(TNND) — President Donald Trump said he’s directing the Pentagon and other federal agencies to identify and release files related to UFOs and extraterrestrial life, days after former President Barack Obama told a podcaster that aliens are real.

What ultimately gets released may shed new light on the mysteries in our skies, even if it doesn’t offer a revelation about alien life.

Chris Impey, an astronomer at the University of Arizona, said he’s sure the government is sitting on information it hasn’t released out of national security concerns.

“Stuff gets released, and stuff doesn’t get released, and you never know what the totality of it is,” Impey said.

So, a new wave of disclosures stemming from Trump’s directive could shed new light on UFOs, or UAPs, unidentified anomalous phenomena, as they’re officially called these days.

In recent years, Congress has taken up an interest in uncovering the mysteries of UAPs with a handful of hearings.

Meanwhile, the Department of Defense established the All-domain Anomaly Resolution Office in 2022. And NASA commissioned an independent study on UAPs.

Ryan Graves, a former Navy fighter pilot and the founder of Americans for Safe Aerospace, testified at a congressional hearing on UAPs in the summer of 2023. Friday, he expressed cautious excitement for what the release of government documents could bring.

“I wonder if we’re not going to see what people have been suggesting the government has been working on for many decades,” Graves said. “I think we need to be perhaps a bit cautious in our expectations. There was no discussion of declassifying any information, just releasing (it). So, I wonder if this will remain only a release of information that is really hard for us to even make out what’s happening. So, are we really going to get the goods or not? I think that’s what everyone’s wondering. I’m wondering that, too.”

Graves called Trump’s announcement a big moment. And he said it could go a long way in destigmatizing UAP reporting.

Graves started Americans for Safe Aerospace to raise awareness about UAPs as a matter of national security, aerospace safety and scientific inquiry.

“There’s been an incredible swell of reports from pilots on this issue, (but) they still don’t feel comfortable reporting,” he said. “And if the United States government, the president himself, has validated this as an issue, I think the market has no choice but to react and start to integrate this information. And I think we’re going to learn a lot about what’s been happening up there.”

The congressional hearings have only touched on a “tiny sliver of what’s going on,” Graves said.

The latest AARO report on UAPs, which was released in late 2024, touched on hundreds of cases, including some the Pentagon couldn’t explain.

But the report said there was no evidence of extraterrestrial life, activity or technology on Earth. And the cases that were resolved involved commonplace objects such as balloons, birds, drones, satellites and aircraft.

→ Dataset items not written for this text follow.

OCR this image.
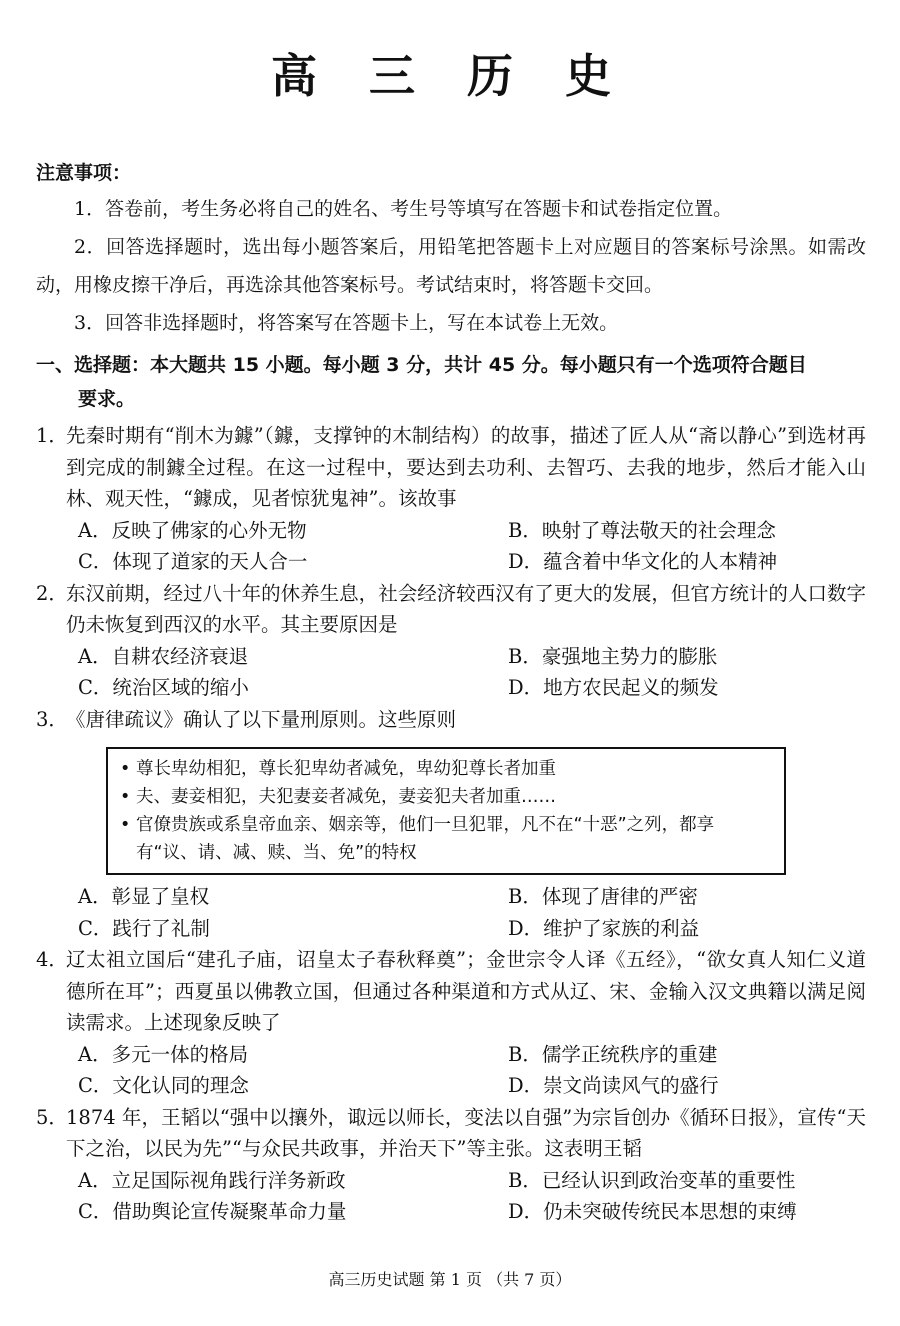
高 三 历 史
注意事项：
1．答卷前，考生务必将自己的姓名、考生号等填写在答题卡和试卷指定位置。
2．回答选择题时，选出每小题答案后，用铅笔把答题卡上对应题目的答案标号涂黑。如需改动，用橡皮擦干净后，再选涂其他答案标号。考试结束时，将答题卡交回。
3．回答非选择题时，将答案写在答题卡上，写在本试卷上无效。
一、选择题：本大题共 15 小题。每小题 3 分，共计 45 分。每小题只有一个选项符合题目
要求。
1．
先秦时期有“削木为鐻”（鐻，支撑钟的木制结构）的故事，描述了匠人从“斋以静心”到选材再到完成的制鐻全过程。在这一过程中，要达到去功利、去智巧、去我的地步，然后才能入山林、观天性，“鐻成，见者惊犹鬼神”。该故事
A．反映了佛家的心外无物	B．映射了尊法敬天的社会理念
C．体现了道家的天人合一	D．蕴含着中华文化的人本精神
2．
东汉前期，经过八十年的休养生息，社会经济较西汉有了更大的发展，但官方统计的人口数字仍未恢复到西汉的水平。其主要原因是
A．自耕农经济衰退	B．豪强地主势力的膨胀
C．统治区域的缩小	D．地方农民起义的频发
3．
《唐律疏议》确认了以下量刑原则。这些原则
• 尊长卑幼相犯，尊长犯卑幼者减免，卑幼犯尊长者加重
• 夫、妻妾相犯，夫犯妻妾者减免，妻妾犯夫者加重……
• 官僚贵族或系皇帝血亲、姻亲等，他们一旦犯罪，凡不在“十恶”之列，都享有“议、请、减、赎、当、免”的特权
A．彰显了皇权	B．体现了唐律的严密
C．践行了礼制	D．维护了家族的利益
4．
辽太祖立国后“建孔子庙，诏皇太子春秋释奠”；金世宗令人译《五经》，“欲女真人知仁义道德所在耳”；西夏虽以佛教立国，但通过各种渠道和方式从辽、宋、金输入汉文典籍以满足阅读需求。上述现象反映了
A．多元一体的格局	B．儒学正统秩序的重建
C．文化认同的理念	D．崇文尚读风气的盛行
5．
1874 年，王韬以“强中以攘外，诹远以师长，变法以自强”为宗旨创办《循环日报》，宣传“天下之治，以民为先”“与众民共政事，并治天下”等主张。这表明王韬
A．立足国际视角践行洋务新政	B．已经认识到政治变革的重要性
C．借助舆论宣传凝聚革命力量	D．仍未突破传统民本思想的束缚
高三历史试题 第 1 页 （共 7 页）
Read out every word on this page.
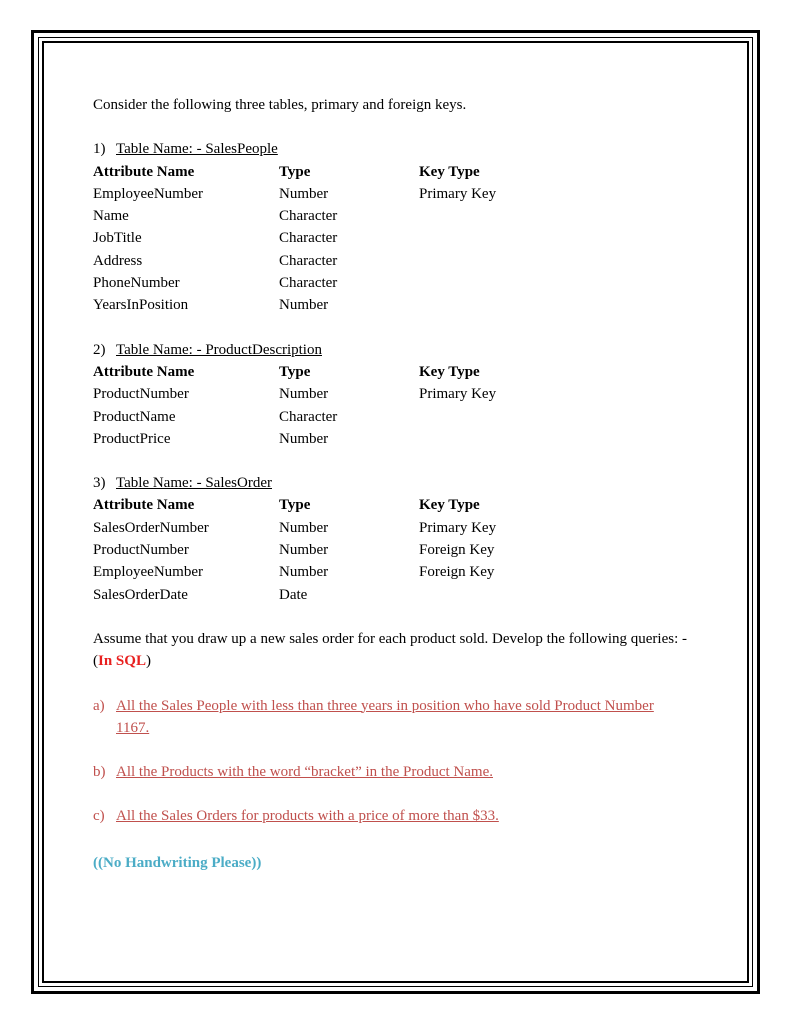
Consider the following three tables, primary and foreign keys.

1) Table Name: - SalesPeople

Attribute Name	Type	Key Type
EmployeeNumber	Number	Primary Key
Name	Character
JobTitle	Character
Address	Character
PhoneNumber	Character
YearsInPosition	Number

2) Table Name: - ProductDescription

Attribute Name	Type	Key Type
ProductNumber	Number	Primary Key
ProductName	Character
ProductPrice	Number

3) Table Name: - SalesOrder

Attribute Name	Type	Key Type
SalesOrderNumber	Number	Primary Key
ProductNumber	Number	Foreign Key
EmployeeNumber	Number	Foreign Key
SalesOrderDate	Date
Assume that you draw up a new sales order for each product sold. Develop the following queries: - (In SQL)
a) All the Sales People with less than three years in position who have sold Product Number 1167.
b) All the Products with the word “bracket” in the Product Name.
c) All the Sales Orders for products with a price of more than $33.
((No Handwriting Please))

“As the airspace gets more complicated, it’s going to be harder for us to maintain authority over our airspace, and we need to have the systems in place to be able to not just quickly detect something but identify what it is and make a decision on how to act,” Graves said.

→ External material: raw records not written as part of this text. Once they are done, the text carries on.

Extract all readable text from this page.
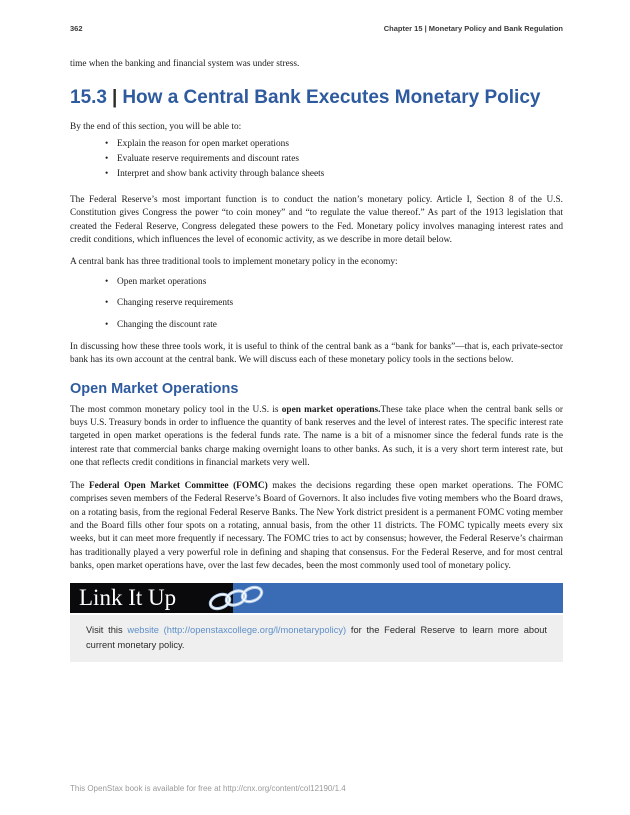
362	Chapter 15 | Monetary Policy and Bank Regulation

time when the banking and financial system was under stress.

15.3 | How a Central Bank Executes Monetary Policy

By the end of this section, you will be able to:

• Explain the reason for open market operations
• Evaluate reserve requirements and discount rates
• Interpret and show bank activity through balance sheets

The Federal Reserve’s most important function is to conduct the nation’s monetary policy. Article I, Section 8 of the U.S. Constitution gives Congress the power “to coin money” and “to regulate the value thereof.” As part of the 1913 legislation that created the Federal Reserve, Congress delegated these powers to the Fed. Monetary policy involves managing interest rates and credit conditions, which influences the level of economic activity, as we describe in more detail below.

A central bank has three traditional tools to implement monetary policy in the economy:

• Open market operations
• Changing reserve requirements
• Changing the discount rate

In discussing how these three tools work, it is useful to think of the central bank as a “bank for banks”—that is, each private-sector bank has its own account at the central bank. We will discuss each of these monetary policy tools in the sections below.

Open Market Operations

The most common monetary policy tool in the U.S. is open market operations.These take place when the central bank sells or buys U.S. Treasury bonds in order to influence the quantity of bank reserves and the level of interest rates. The specific interest rate targeted in open market operations is the federal funds rate. The name is a bit of a misnomer since the federal funds rate is the interest rate that commercial banks charge making overnight loans to other banks. As such, it is a very short term interest rate, but one that reflects credit conditions in financial markets very well.

The Federal Open Market Committee (FOMC) makes the decisions regarding these open market operations. The FOMC comprises seven members of the Federal Reserve’s Board of Governors. It also includes five voting members who the Board draws, on a rotating basis, from the regional Federal Reserve Banks. The New York district president is a permanent FOMC voting member and the Board fills other four spots on a rotating, annual basis, from the other 11 districts. The FOMC typically meets every six weeks, but it can meet more frequently if necessary. The FOMC tries to act by consensus; however, the Federal Reserve’s chairman has traditionally played a very powerful role in defining and shaping that consensus. For the Federal Reserve, and for most central banks, open market operations have, over the last few decades, been the most commonly used tool of monetary policy.

Link It Up
Visit this website (http://openstaxcollege.org/l/monetarypolicy) for the Federal Reserve to learn more about current monetary policy.
This OpenStax book is available for free at http://cnx.org/content/col12190/1.4
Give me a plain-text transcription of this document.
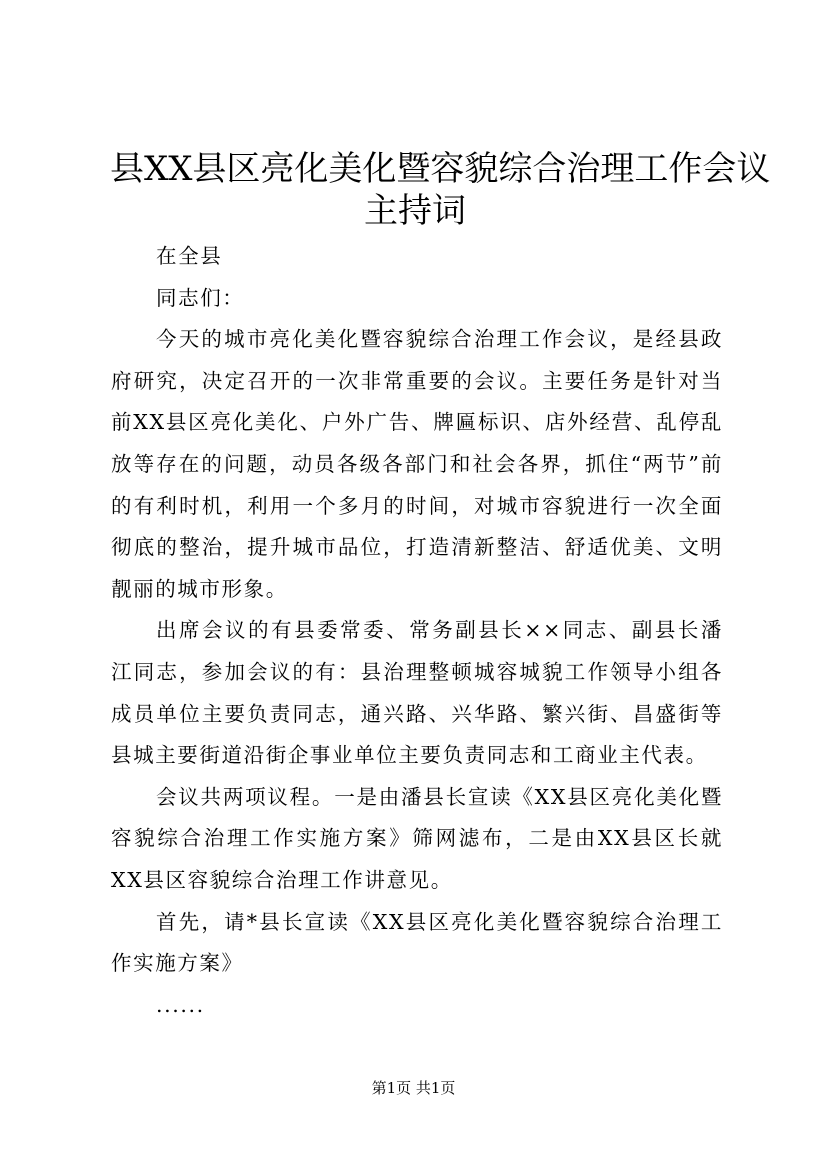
县XX县区亮化美化暨容貌综合治理工作会议
主持词

在全县

同志们：

今天的城市亮化美化暨容貌综合治理工作会议，是经县政府研究，决定召开的一次非常重要的会议。主要任务是针对当前XX县区亮化美化、户外广告、牌匾标识、店外经营、乱停乱放等存在的问题，动员各级各部门和社会各界，抓住“两节”前的有利时机，利用一个多月的时间，对城市容貌进行一次全面彻底的整治，提升城市品位，打造清新整洁、舒适优美、文明靓丽的城市形象。

出席会议的有县委常委、常务副县长××同志、副县长潘江同志，参加会议的有：县治理整顿城容城貌工作领导小组各成员单位主要负责同志，通兴路、兴华路、繁兴街、昌盛街等县城主要街道沿街企事业单位主要负责同志和工商业主代表。

会议共两项议程。一是由潘县长宣读《XX县区亮化美化暨容貌综合治理工作实施方案》筛网滤布，二是由XX县区长就XX县区容貌综合治理工作讲意见。

首先，请*县长宣读《XX县区亮化美化暨容貌综合治理工作实施方案》

......

第1页 共1页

Trump cited the “tremendous interest” in aliens and UAPs as a reason he was ordering the release of government files.

But Trump himself doesn’t proclaim to be a believer in alien visitors.

“Well, I don’t know if they’re real or not,” Trump told reporters aboard Air Force One on Thursday.

“I don’t have an opinion on it,” he continued. “I never talk about it. A lot of people do. A lot of people believe it.”

Trump was asked about Obama’s recent comments to podcast host Brian Tyler Cohen, in which the former president said aliens are real, but he hasn’t seen them.

Obama was asked about the existence of aliens during a rapid-fire question segment toward the end of the podcast.

Obama later clarified that the universe is so vast that the odds are good there’s life out there somewhere. But he said he saw no evidence during his presidency that extraterrestrials made contact with us.

Impey said Obama’s answer to the podcaster was similar to what a scientist would say.

“We’ve found thousands of exoplanets and hundreds of Earth-like exoplanets, and it projects to maybe 10 billion habitable worlds in the Milky Way Galaxy,” Impey said. “That’s all potential biological experiments and billions of years of time for life to evolve.”

The odds tell us that alien life likely exists on other planets, Impey said. But even if microbial life is fairly common in the universe, intelligent life could be much rarer, he said.

And the nearest extraterrestrial civilization could be thousands of light-years away. That’s an enormous amount of space to cover, even for the most technologically advanced civilizations.

Impey said there’s no evidence we’ve been visited by aliens, and “it may just be implausible” that we ever will be.